Anyone who’s flirted even mildly with Tibetan Buddhism knows this mantra for chanting: Om mani padme hum. What does it mean? “Hail, The Jewel is in the Lotus.” But what does that mean?
Even though I’ve chanted it myself (although I am not a Buddhist), I can’t tell you its deep meaning either spiritually or philosophically — But I can tell you what it means literally, now that a kind and generous friend went miles out of her way to lead me to a lotus pond in full bloom, not in Tibet, not in Japan, but in my own backyard (almost):
It’s late in August, the best time at least in these latitudes for the mystic blossoms of the lotus, jewel-like in their deep green setting:
This is a better view of the characteristic lotus flower, whose roots are deep in the mud, but which pierces above its own leafy canopy to lift its flowers to heaven:
And the regal crown of the flower in turn becomes a throne uplifting manifestations of the Buddha and other Eastern deities, male and female, in myriad sculptures.
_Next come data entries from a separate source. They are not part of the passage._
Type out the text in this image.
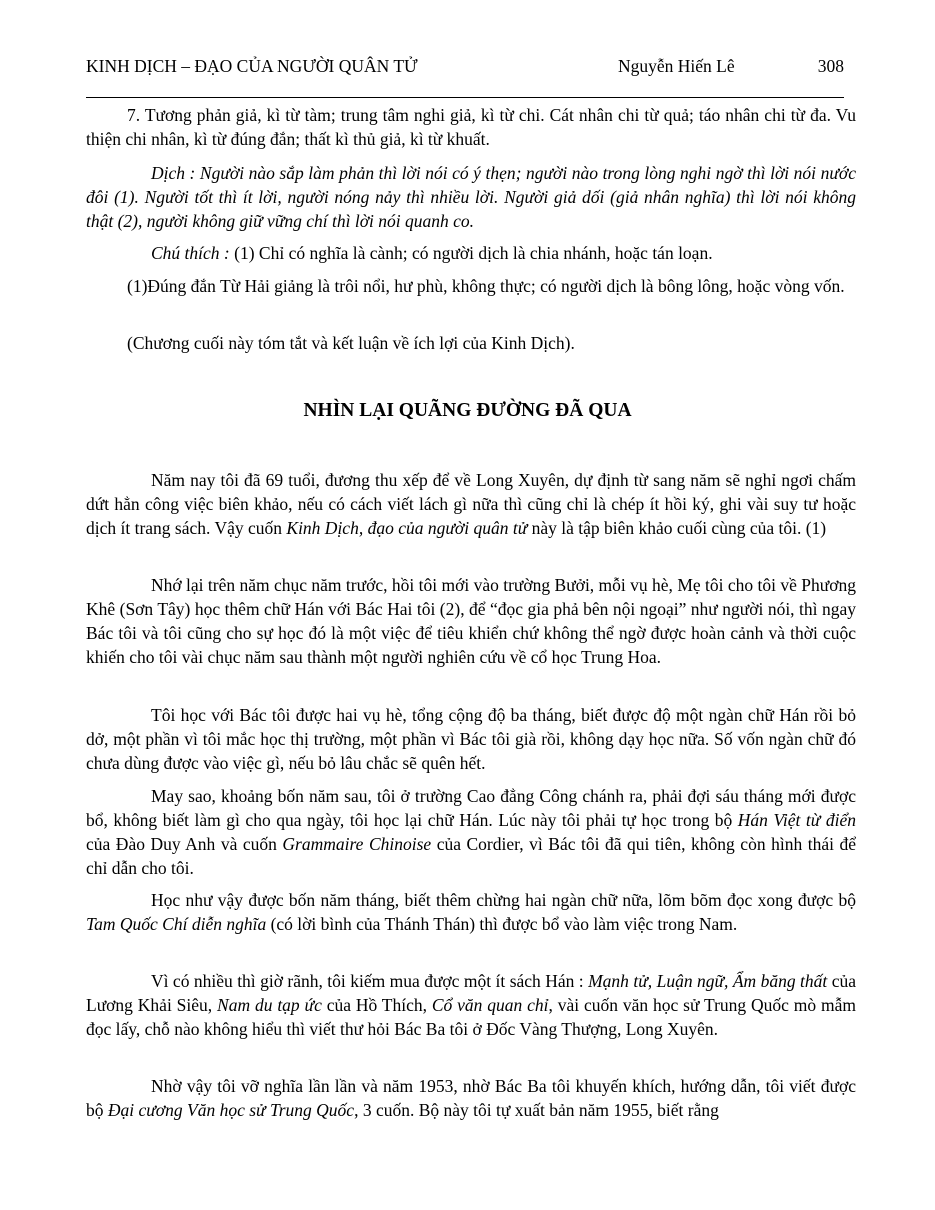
KINH DỊCH – ĐẠO CỦA NGƯỜI QUÂN TỬ	Nguyễn Hiến Lê	308

7. Tương phản giả, kì từ tàm; trung tâm nghi giả, kì từ chi. Cát nhân chi từ quả; táo nhân chi từ đa. Vu thiện chi nhân, kì từ đúng đắn; thất kì thủ giả, kì từ khuất.

Dịch : Người nào sắp làm phản thì lời nói có ý thẹn; người nào trong lòng nghi ngờ thì lời nói nước đôi (1). Người tốt thì ít lời, người nóng nảy thì nhiều lời. Người giả dối (giả nhân nghĩa) thì lời nói không thật (2), người không giữ vững chí thì lời nói quanh co.

Chú thích : (1) Chỉ có nghĩa là cành; có người dịch là chia nhánh, hoặc tán loạn.

(1)Đúng đắn Từ Hải giảng là trôi nổi, hư phù, không thực; có người dịch là bông lông, hoặc vòng vốn.

(Chương cuối này tóm tắt và kết luận về ích lợi của Kinh Dịch).

NHÌN LẠI QUÃNG ĐƯỜNG ĐÃ QUA

Năm nay tôi đã 69 tuổi, đương thu xếp để về Long Xuyên, dự định từ sang năm sẽ nghỉ ngơi chấm dứt hẳn công việc biên khảo, nếu có cách viết lách gì nữa thì cũng chỉ là chép ít hồi ký, ghi vài suy tư hoặc dịch ít trang sách. Vậy cuốn Kinh Dịch, đạo của người quân tử này là tập biên khảo cuối cùng của tôi. (1)

Nhớ lại trên năm chục năm trước, hồi tôi mới vào trường Bưởi, mỗi vụ hè, Mẹ tôi cho tôi về Phương Khê (Sơn Tây) học thêm chữ Hán với Bác Hai tôi (2), để “đọc gia phả bên nội ngoại” như người nói, thì ngay Bác tôi và tôi cũng cho sự học đó là một việc để tiêu khiển chứ không thể ngờ được hoàn cảnh và thời cuộc khiến cho tôi vài chục năm sau thành một người nghiên cứu về cổ học Trung Hoa.

Tôi học với Bác tôi được hai vụ hè, tổng cộng độ ba tháng, biết được độ một ngàn chữ Hán rồi bỏ dở, một phần vì tôi mắc học thị trường, một phần vì Bác tôi già rồi, không dạy học nữa. Số vốn ngàn chữ đó chưa dùng được vào việc gì, nếu bỏ lâu chắc sẽ quên hết.

May sao, khoảng bốn năm sau, tôi ở trường Cao đẳng Công chánh ra, phải đợi sáu tháng mới được bổ, không biết làm gì cho qua ngày, tôi học lại chữ Hán. Lúc này tôi phải tự học trong bộ Hán Việt từ điển của Đào Duy Anh và cuốn Grammaire Chinoise của Cordier, vì Bác tôi đã qui tiên, không còn hình thái để chỉ dẫn cho tôi.

Học như vậy được bốn năm tháng, biết thêm chừng hai ngàn chữ nữa, lõm bõm đọc xong được bộ Tam Quốc Chí diễn nghĩa (có lời bình của Thánh Thán) thì được bổ vào làm việc trong Nam.

Vì có nhiều thì giờ rãnh, tôi kiếm mua được một ít sách Hán : Mạnh tử, Luận ngữ, Ẩm băng thất của Lương Khải Siêu, Nam du tạp ức của Hồ Thích, Cổ văn quan chỉ, vài cuốn văn học sử Trung Quốc mò mẫm đọc lấy, chỗ nào không hiểu thì viết thư hỏi Bác Ba tôi ở Đốc Vàng Thượng, Long Xuyên.

Nhờ vậy tôi vỡ nghĩa lần lần và năm 1953, nhờ Bác Ba tôi khuyến khích, hướng dẫn, tôi viết được bộ Đại cương Văn học sử Trung Quốc, 3 cuốn. Bộ này tôi tự xuất bản năm 1955, biết rằng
No wonder the lotus has come to be a symbol of purity, of the marriage of earth and heaven, the indissoluble union of baseness and nobility. The lotus says to us (translated into modern language), Ease up on yourself! You’re not meant to be a heavenly creature. You are of earth and you are of the spirit both, you are a jewel in a lotus with roots in the mud. Hail to the jewel in the lotus!
This is a print by 20th century Japanese artist Kawase Hasui:
A print of the famous Benten Pond at Shiba by Hasui has hung on our wall for decades now, long before we moved to Massachusetts. It has always been a promise of something beautiful, mysterious, and only to be found far far away. And now, it is fulfilled. Om mani padme hum!